The Mysterious Case of the Bad Gateway (502)

With very few clues to hand, I began an investigation to chase down navigation failures with API requests occasionally returning HTTP 502 Bad Gateway.

Jordan Place · Sep 14, 2018

Transposit is building an in-browser IDE for prototyping and then deploying data-driven applications. A few months ago, we started to see sporadic navigation failures in our webapp because API requests occasionally returned with HTTP 502 Bad Gateway. These failures proved to be very elusive: they were not associated with any API in particular and they always disappeared if you retried navigation. With very few clues, I began an investigation.

“You shall not be proxied!”

Eliminating the usual suspects

HTTP 502 Bad Gateway indicates a problem between a proxy service and its target. We use an AWS Application Load Balancer (ALB) as a proxy to our API service, so I started there. The CloudWatch metrics confirmed it was indeed the source of the responses.

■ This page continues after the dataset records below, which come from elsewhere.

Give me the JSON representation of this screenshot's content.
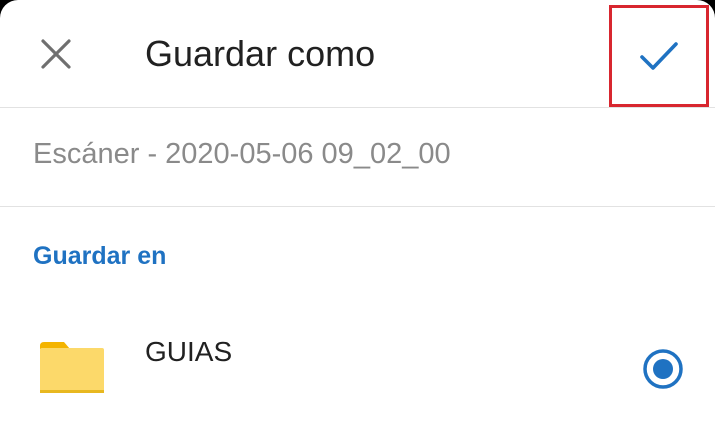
{
  "header": {
    "title": "Guardar como",
    "close_icon": "close-icon",
    "confirm_icon": "check-icon"
  },
  "filename": {
    "value": "Escáner - 2020-05-06 09_02_00"
  },
  "save_location": {
    "section_label": "Guardar en",
    "folder_name": "GUIAS",
    "folder_icon": "folder-icon",
    "selected": true
  },
  "colors": {
    "accent": "#1f72c2",
    "highlight_box": "#d8262f",
    "folder_body": "#fcd96a",
    "folder_tab": "#f4b400"
  }
}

This plot counts HTTP 5xx responses originating from the ALB (i.e. not produced from our API service).

Alright, why does an ALB respond 502? A search for “alb 502” yielded mildly helpful AWS documentation. ALBs might respond with 502 for a large variety of reasons, including: the target responded with malformed HTTP, the target did not respond, and the target was never successfully reached to issue a request.

Which problem was our problem? I took the time to turn on more verbose logging in hopes that I could narrow my investigation. All I got was this:

h2 2018-08-28T20:17:23.366947Z app/stage-svc-public/XXXXXXXXXXXX 136.25.190.44:52430 172.16.43.250:34889 0.001 0.012 -1 502 - 87 610 "GET https://console.transposit.com:443/api/v1/keychains/jplace/test/context HTTP/2.0" "Mozilla/5.0 (Macintosh; Intel Mac OS X 10_13_4) AppleWebKit/537.36 (KHTML, like Gecko) Chrome/68.0.3440.106 Safari/537.36" ECDHE-RSA-AES128-GCM-SHA256 TLSv1.2 arn:aws:elasticloadbalancing:us-west-2:966705841376:targetgroup/stage-web/be9bc8c7b74c0e63 "Root=X-XXXXXXXX-XXXXXXXXXXXXXXXXXXXXXXXX" "console.transposit.com" "arn:aws:acm:us-west-2:XXXXXXXXXXXX:certificate/XXXXXXXX-XXXX-XXXX-XXXX-XXXXXXXXXXXX" 0 2018-08-28T20:17:23.353000Z "forward" "-"

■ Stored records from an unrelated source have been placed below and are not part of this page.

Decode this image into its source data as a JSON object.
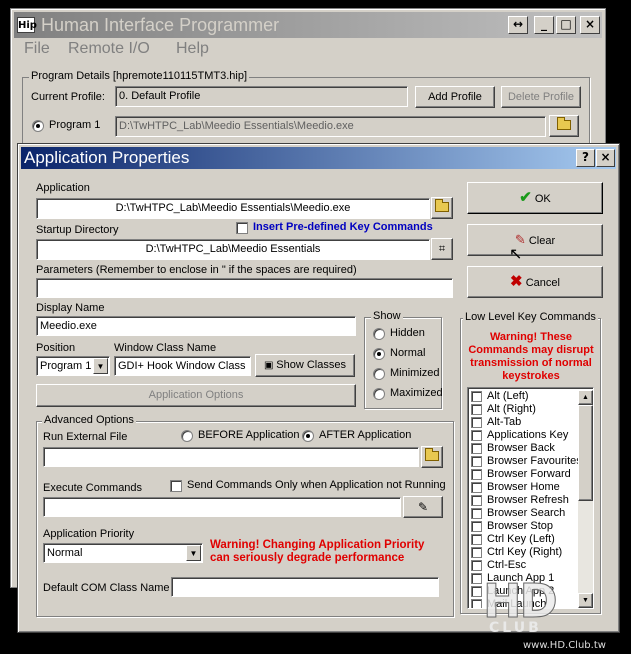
{
  "main_window": {
    "app_icon_text": "Hip",
    "title": "Human Interface Programmer",
    "caption_buttons": [
      "↔",
      "_",
      "□",
      "×"
    ],
    "menu": [
      "File",
      "Remote I/O",
      "Help"
    ],
    "program_details_label": "Program Details [hpremote110115TMT3.hip]",
    "current_profile_label": "Current Profile:",
    "current_profile_value": "0. Default Profile",
    "add_profile": "Add Profile",
    "delete_profile": "Delete Profile",
    "program1_label": "Program 1",
    "program1_path": "D:\\TwHTPC_Lab\\Meedio Essentials\\Meedio.exe"
  },
  "dialog": {
    "title": "Application Properties",
    "help_btn": "?",
    "close_btn": "×",
    "application_label": "Application",
    "application_value": "D:\\TwHTPC_Lab\\Meedio Essentials\\Meedio.exe",
    "insert_predefined_label": "Insert Pre-defined Key Commands",
    "startup_dir_label": "Startup Directory",
    "startup_dir_value": "D:\\TwHTPC_Lab\\Meedio Essentials",
    "parameters_label": "Parameters (Remember to enclose in \" if the spaces are required)",
    "parameters_value": "",
    "display_name_label": "Display Name",
    "display_name_value": "Meedio.exe",
    "position_label": "Position",
    "position_value": "Program 1",
    "window_class_label": "Window Class Name",
    "window_class_value": "GDI+ Hook Window Class",
    "show_classes": "Show Classes",
    "application_options": "Application Options",
    "show_group": {
      "label": "Show",
      "options": [
        "Hidden",
        "Normal",
        "Minimized",
        "Maximized"
      ],
      "selected": "Normal"
    },
    "ok": "OK",
    "clear": "Clear",
    "cancel": "Cancel",
    "low_level": {
      "label": "Low Level Key Commands",
      "warning": "Warning! These Commands may disrupt transmission of normal keystrokes",
      "items": [
        "Alt (Left)",
        "Alt (Right)",
        "Alt-Tab",
        "Applications Key",
        "Browser Back",
        "Browser Favourites",
        "Browser Forward",
        "Browser Home",
        "Browser Refresh",
        "Browser Search",
        "Browser Stop",
        "Ctrl Key (Left)",
        "Ctrl Key (Right)",
        "Ctrl-Esc",
        "Launch App 1",
        "Launch App 2",
        "Mail Launch"
      ]
    },
    "advanced": {
      "label": "Advanced Options",
      "run_external_label": "Run External File",
      "before_app": "BEFORE Application",
      "after_app": "AFTER Application",
      "run_external_value": "",
      "execute_commands_label": "Execute Commands",
      "send_only_label": "Send Commands Only when Application not Running",
      "execute_commands_value": "",
      "priority_label": "Application Priority",
      "priority_value": "Normal",
      "priority_warning": "Warning! Changing Application Priority can seriously degrade performance",
      "com_class_label": "Default COM Class Name",
      "com_class_value": ""
    }
  },
  "watermark": {
    "big": "HD",
    "small": "CLUB",
    "url": "www.HD.Club.tw"
  },
  "colors": {
    "face": "#d4d0c8",
    "title_active_start": "#0a246a",
    "title_active_end": "#a6caf0",
    "warning": "#e00000",
    "link_blue": "#0000c0"
  }
}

I’ll save you the time of parsing this log: it contains no new information. The log confirms that the ALB responded 502 because it never parsed a HTTP response. But, did it even receive a response of any kind? Did it even connect and send a request? These logs were as deep I could dig into ALB internals, so I moved on.

Next, I quickly checked our API service for some of the “usual suspects” of failure. Maybe our API service was unresponsive because it overwhelmed its allocated resources? I checked CPU and memory usage and everything looked fine. Maybe our API service severed connections because it was crashing? Logs indicated our services were staying up as expected. Maybe our deployment process disrupted outstanding ALB requests? Deployments did not correlate with the timings of the 502s.

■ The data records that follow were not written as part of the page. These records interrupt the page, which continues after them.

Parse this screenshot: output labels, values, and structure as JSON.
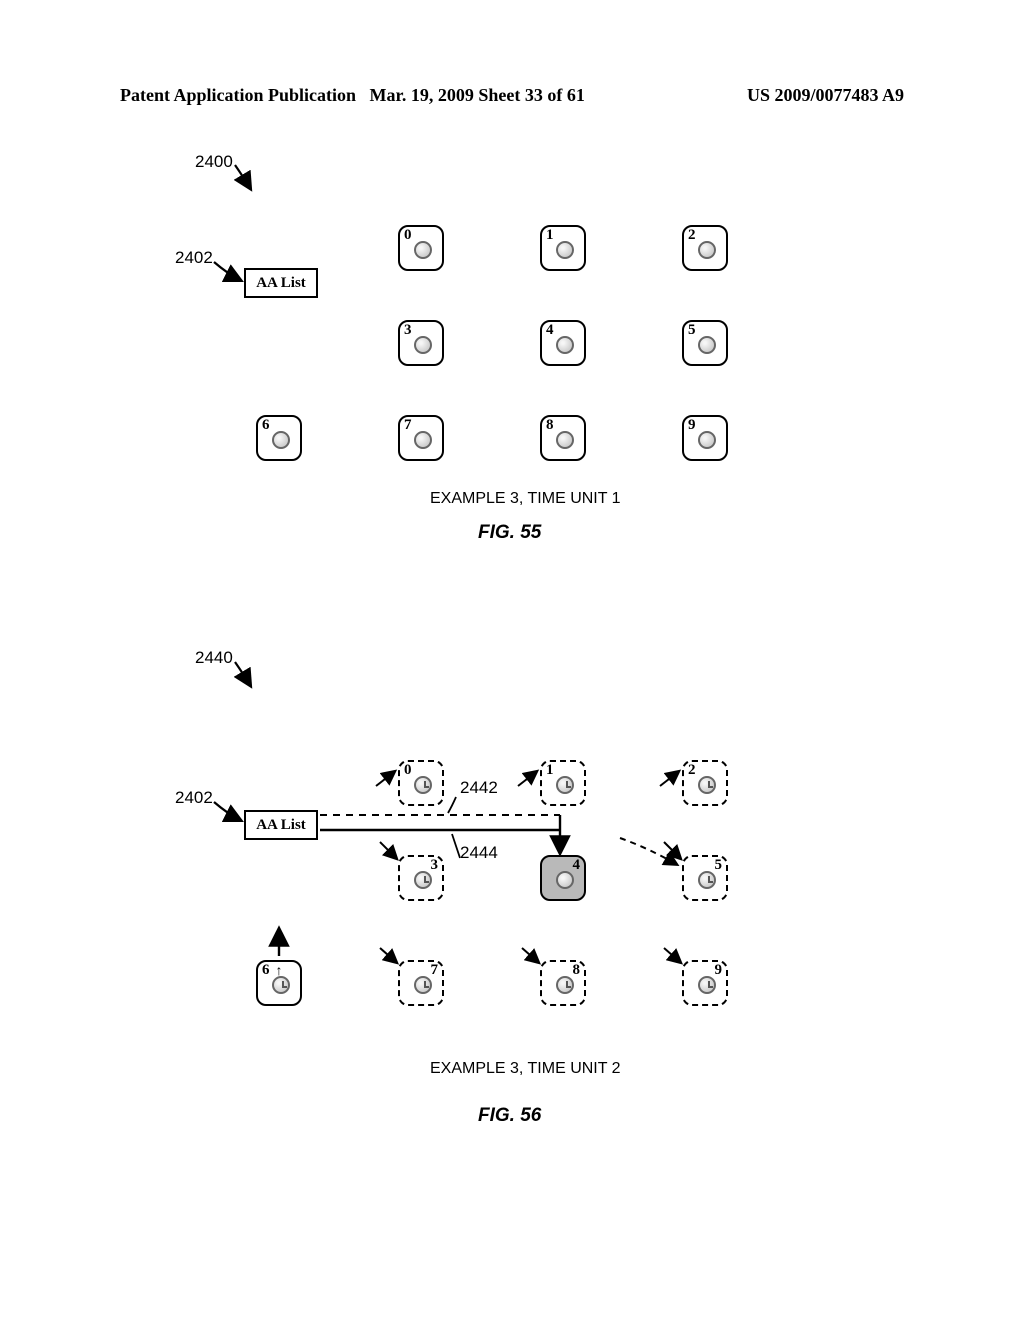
{
  "header": {
    "left": "Patent Application Publication",
    "mid": "Mar. 19, 2009   Sheet 33 of 61",
    "right": "US 2009/0077483 A9"
  },
  "fig55": {
    "ref_2400": "2400",
    "ref_2402": "2402",
    "aa_label": "AA List",
    "nodes": [
      "0",
      "1",
      "2",
      "3",
      "4",
      "5",
      "6",
      "7",
      "8",
      "9"
    ],
    "caption": "EXAMPLE 3, TIME UNIT 1",
    "fignum": "FIG. 55"
  },
  "fig56": {
    "ref_2440": "2440",
    "ref_2402": "2402",
    "ref_2442": "2442",
    "ref_2444": "2444",
    "aa_label": "AA List",
    "nodes": [
      "0",
      "1",
      "2",
      "3",
      "4",
      "5",
      "6",
      "7",
      "8",
      "9"
    ],
    "caption": "EXAMPLE 3, TIME UNIT 2",
    "fignum": "FIG. 56"
  }
}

More sophisticated debugging work loomed. I considered tracing HTTP traffic between our API service and the ALB. However, if I couldn’t reliably reproduce the 502, I didn’t think this trace would be very useful. I also had only novice experience with network debugging tools so I would need significant time to ramp up. I wanted a quicker path to resolution.

An Unusual Suspect

As I discussed my options with a coworker, they gave me a lucky break: maybe the start of this problem coincided with upgrading Dropwizard a couple months ago? Dropwizard is the basis of our API service, so I could see how changing it could affect ALB connections.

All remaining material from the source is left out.